Page 33 of Sweet Betrayal

His eyes narrowed. “When?”

She checked again. “Three p.m.”

He checked his watch. “We’ve got until fifteen hundred to reach the base. After that, visibility will drop, and we’ll be forced to take cover. We won’t be able to move for a while.”

Hannah felt her throat tighten. “That doesn’t leave us much time.”

He folded the paper and tossed it back onto the stack. “No, we’d better up the pace.”

They set off, faster than before, but still not rushing. Still not drawing attention to themselves. Hannah noticed that Tom didn’t even take the most direct route to the southern highway. Instead, they zigzagged through town, merging with other people, acting as normally as possible.

They didn’t talk much. He issued instructions on which way to go and when to stay in the shadows, but apart from that, heremained silent. That suited her. She was still trying to get her head around the fact that she was a walking memory stick of information, vital to ending this war.

They’d just turned into a short road bustling with pedestrians when Tom gripped her arm.

“Watch out!”

A group of men sprinted past, rifles slung across their backs, bandanas tied around their faces. They looked like rebels. A few seconds later, another group followed—grim-faced, underdressed, and armed. The tension in the air thickened.

“What’s happening?” she asked.

“Protest rally.”

They slowed as they neared a wide, circular square, where two main roads converged in a chaotic knot of foot traffic. The area had once been designed for leisure. There were ornamental palms, benches, contemporary glass façades set beside centuries-old stone buildings. But now it swarmed with people. Angry civilians and armed rebels, their banners waving, fists raised.

It was chaos.

Hannah flinched violently, as a gunshot cracked the sky. Someone else yelled an anti-government slogan, and soon a group of them were chanting it, waving their guns in the air.

Then came the scream behind them.

They both turned in unison.

A woman had fallen. Two large men in dark uniforms stood over her, grabbing her arms to pull her to her feet. Definitely not locals. It was then she noticed the woman was a westerner and had blond hair. Her stomach flipped.

“Oh my God, it’s Abdul Anwar’s men,” she cried.

Tom didn’t even look. “Don’t make eye contact,” he snapped, but it was already too late. One of the men had seen her and raised his hand to an earpiece.

She reached blindly for Tom, clutching his shirt. “What do we do?”

“We’re going in.” He grabbed her hand and pulled her straight into the crowd. “We’ll lose them in the rally.”

Bullets peppered the wall beside them with a sickening rattle, shards of stone and paint exploding around them.

“They’re shooting at us!” She was living a nightmare. The whole thing seemed totally surreal.

But Tom’s grip on her hand was iron. “Keep going. A moving target is harder to hit.”

The crowd swallowed them. He moved with brutal precision, zigzagging through bodies, dodging elbows, leaping over curbs. His focus was absolute. She tried to keep up, her breath burning in her lungs.

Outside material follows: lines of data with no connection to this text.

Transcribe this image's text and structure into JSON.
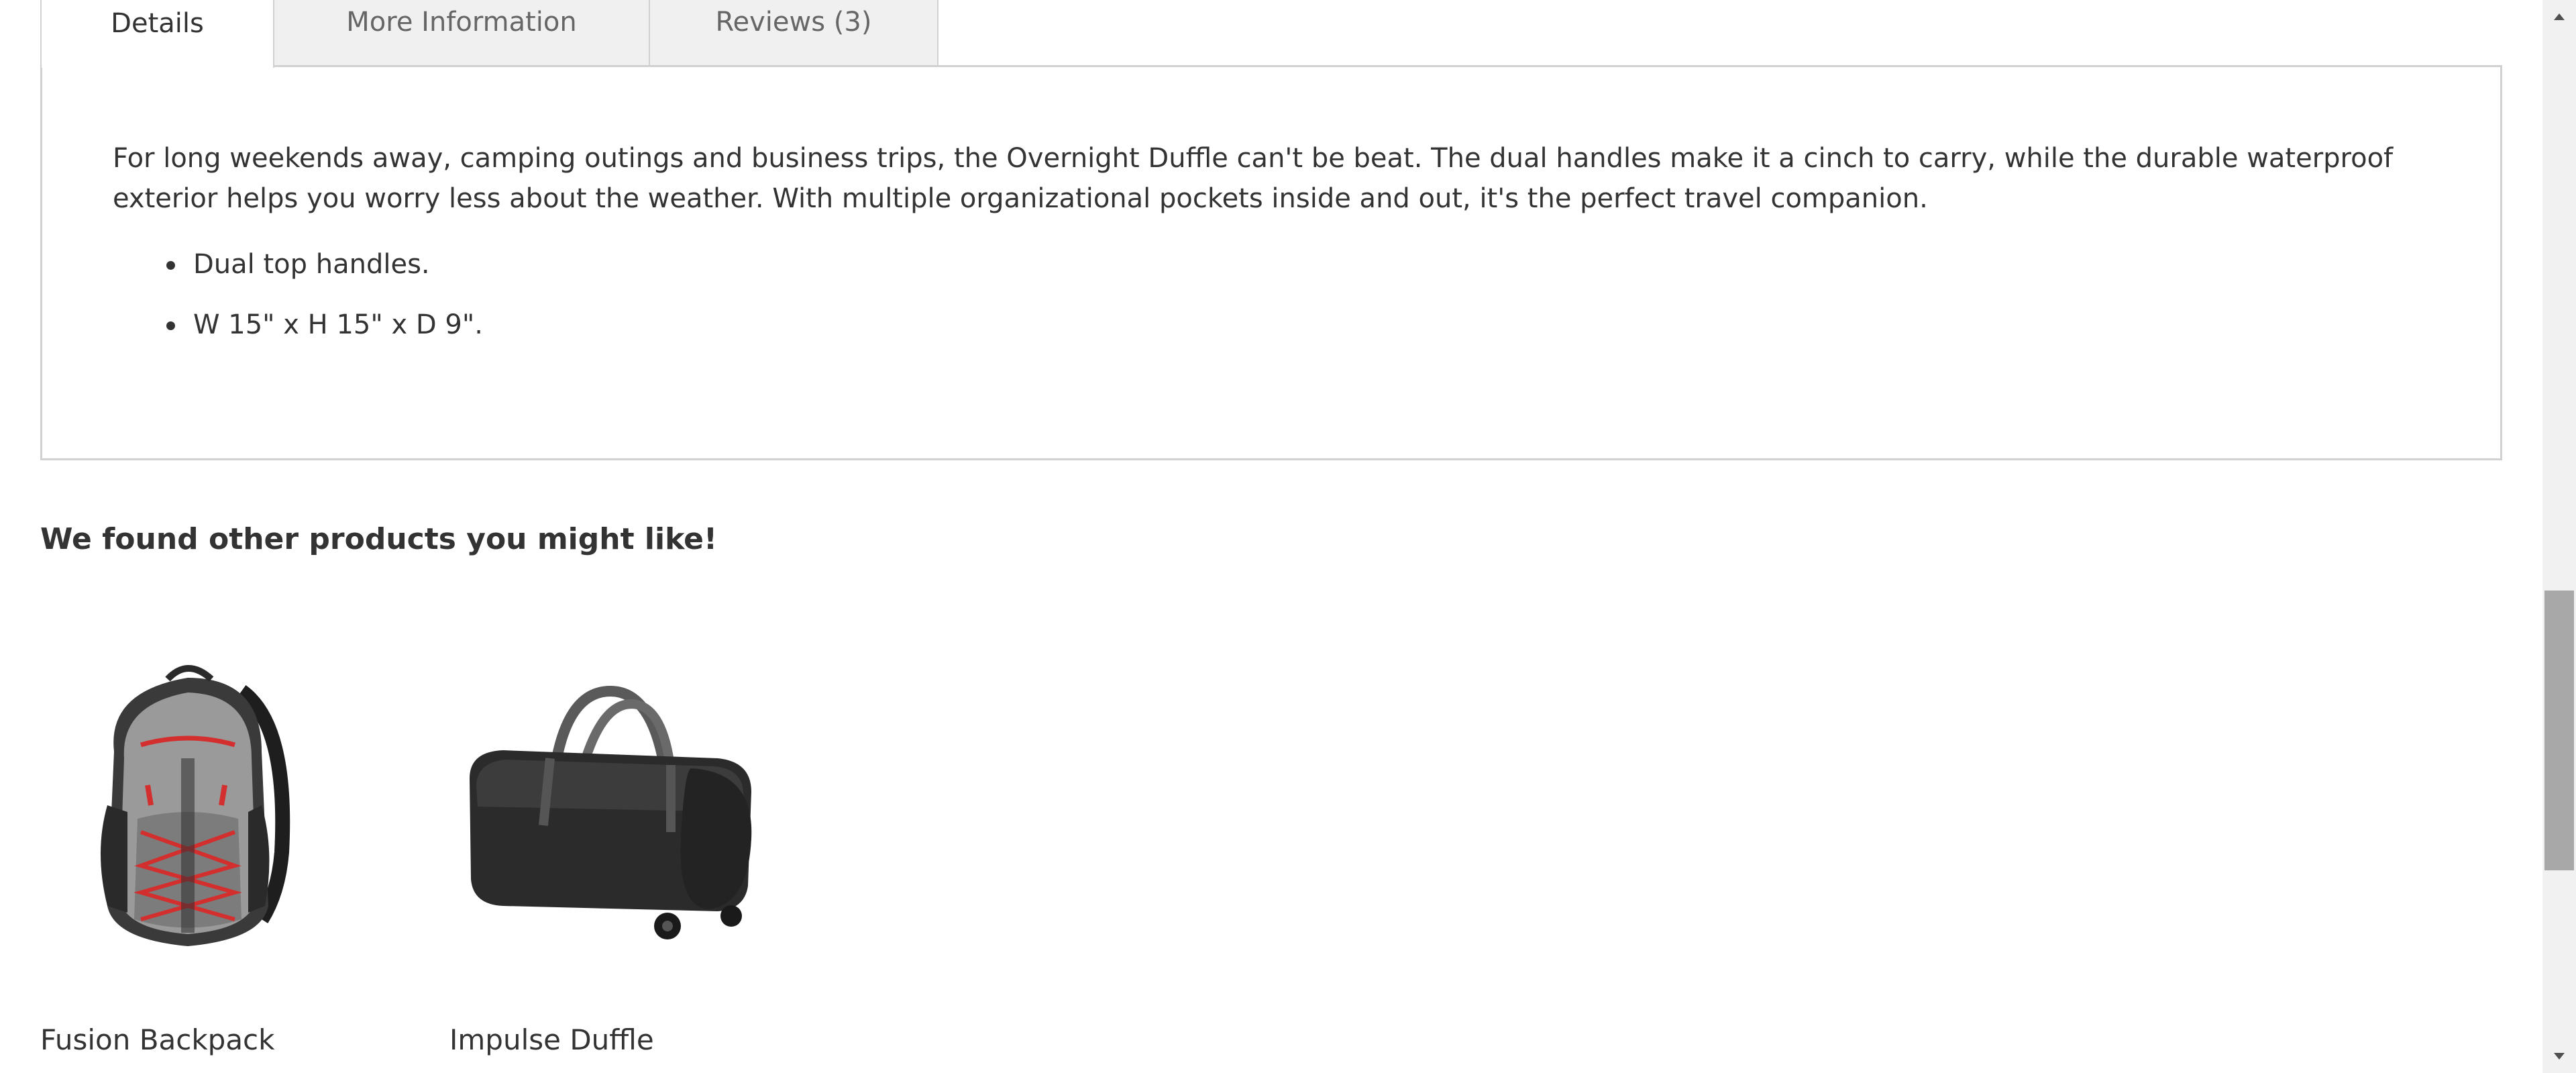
{
  "tabs": {
    "details": "Details",
    "more_information": "More Information",
    "reviews": "Reviews (3)"
  },
  "details": {
    "description": "For long weekends away, camping outings and business trips, the Overnight Duffle can't be beat. The dual handles make it a cinch to carry, while the durable waterproof exterior helps you worry less about the weather. With multiple organizational pockets inside and out, it's the perfect travel companion.",
    "features": [
      "Dual top handles.",
      "W 15\" x H 15\" x D 9\"."
    ]
  },
  "related": {
    "title": "We found other products you might like!",
    "products": [
      {
        "name": "Fusion Backpack",
        "image_icon": "backpack-image"
      },
      {
        "name": "Impulse Duffle",
        "image_icon": "duffle-bag-image"
      }
    ]
  },
  "scrollbar": {
    "scroll_fraction": 0.63
  },
  "colors": {
    "text": "#333333",
    "tab_inactive_bg": "#f0f0f0",
    "border": "#d1d1d1",
    "backpack_gray": "#9a9a9a",
    "backpack_red": "#d32f2f",
    "duffle_black": "#2b2b2b"
  }
}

The protesters grew thicker by the step until there were hundreds around them, maybe more. Mostly men, packed shoulder to shoulder. Everybody had guns, and the chanting roared in her ears.

“Free Syman!” over and over, rising in intensity.

“We’re safer inside it than outside,” Tom shouted over the din. “They won’t fire into the mob.”

She couldn’t see the two men anymore, there were too many bodies crushing around her, but she felt the danger pressing in from every side.